The following two blogs highlight the latest research from Intel Labs on CNM and computational storage:

Compute Near-Memory Reduces Data Transfer Energy and Increases Throughput in Neural Networks
Modern AI workloads require computational systems to process neural networks with millions of parameters. These workloads can limit the performance and energy-efficiency of the system when moving data between memory and compute. Intel Labs has built an AI circuit that can alleviate these memory bottlenecks by inserting distributed computational units into the memory array, creating compute near-memory systems. With built-in scalability and modularity, the AI accelerator circuit can address a range of needs from low-power IoT and edge devices all the way to data centers and servers.

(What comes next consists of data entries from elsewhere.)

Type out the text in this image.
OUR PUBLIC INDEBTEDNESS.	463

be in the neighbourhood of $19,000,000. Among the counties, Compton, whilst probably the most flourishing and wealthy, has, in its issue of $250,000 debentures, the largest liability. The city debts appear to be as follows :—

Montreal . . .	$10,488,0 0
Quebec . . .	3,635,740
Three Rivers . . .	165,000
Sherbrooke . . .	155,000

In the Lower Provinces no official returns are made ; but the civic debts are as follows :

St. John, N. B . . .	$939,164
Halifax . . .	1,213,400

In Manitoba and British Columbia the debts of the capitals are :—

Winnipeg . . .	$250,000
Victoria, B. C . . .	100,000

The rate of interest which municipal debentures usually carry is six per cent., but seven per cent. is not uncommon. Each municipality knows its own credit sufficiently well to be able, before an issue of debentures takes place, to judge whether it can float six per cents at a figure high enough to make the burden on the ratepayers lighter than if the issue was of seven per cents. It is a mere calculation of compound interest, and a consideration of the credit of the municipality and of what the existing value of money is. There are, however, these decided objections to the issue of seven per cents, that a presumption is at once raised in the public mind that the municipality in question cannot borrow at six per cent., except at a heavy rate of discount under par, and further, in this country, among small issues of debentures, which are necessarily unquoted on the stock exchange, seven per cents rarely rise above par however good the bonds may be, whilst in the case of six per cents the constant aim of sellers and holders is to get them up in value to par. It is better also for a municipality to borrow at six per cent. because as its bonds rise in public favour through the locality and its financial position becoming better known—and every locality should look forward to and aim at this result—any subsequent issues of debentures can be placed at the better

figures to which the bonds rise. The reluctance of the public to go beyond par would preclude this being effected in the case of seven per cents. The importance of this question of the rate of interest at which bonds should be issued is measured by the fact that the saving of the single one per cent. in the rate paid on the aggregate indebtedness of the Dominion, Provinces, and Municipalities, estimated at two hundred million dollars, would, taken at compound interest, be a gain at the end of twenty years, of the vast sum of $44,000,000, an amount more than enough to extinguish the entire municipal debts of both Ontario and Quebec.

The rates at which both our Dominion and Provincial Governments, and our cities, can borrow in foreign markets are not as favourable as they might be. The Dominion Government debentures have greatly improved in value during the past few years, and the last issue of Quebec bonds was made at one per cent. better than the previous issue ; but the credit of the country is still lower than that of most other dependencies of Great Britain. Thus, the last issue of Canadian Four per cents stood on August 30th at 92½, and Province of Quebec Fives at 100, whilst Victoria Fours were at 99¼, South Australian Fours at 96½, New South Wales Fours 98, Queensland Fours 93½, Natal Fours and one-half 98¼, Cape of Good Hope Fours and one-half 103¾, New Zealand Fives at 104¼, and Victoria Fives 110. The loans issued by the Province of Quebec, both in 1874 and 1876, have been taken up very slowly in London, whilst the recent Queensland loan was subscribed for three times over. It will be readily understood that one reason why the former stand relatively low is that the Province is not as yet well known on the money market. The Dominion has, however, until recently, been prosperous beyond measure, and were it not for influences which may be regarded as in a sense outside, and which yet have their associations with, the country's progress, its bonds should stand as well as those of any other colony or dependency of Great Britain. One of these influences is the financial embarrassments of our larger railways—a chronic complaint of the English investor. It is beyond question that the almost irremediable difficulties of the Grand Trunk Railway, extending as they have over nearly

Computational Storage Approach Uses Virtual Objects to Reduce Data Bottlenecks
Advances in storage technology have led to extremely large, fast devices. However, I/O speeds are not keeping pace and increasingly more time is needed to transfer data between storage devices and central processing units (CPUs) at data centers. Computational storage, a form of near data processing, could potentially deal with this problem of data movement bottlenecks in edge infrastructure. At SC20, Intel Labs scientists demonstrated a block-compatible design based on virtual objects, making numerous offloads possible in block-based computational storage.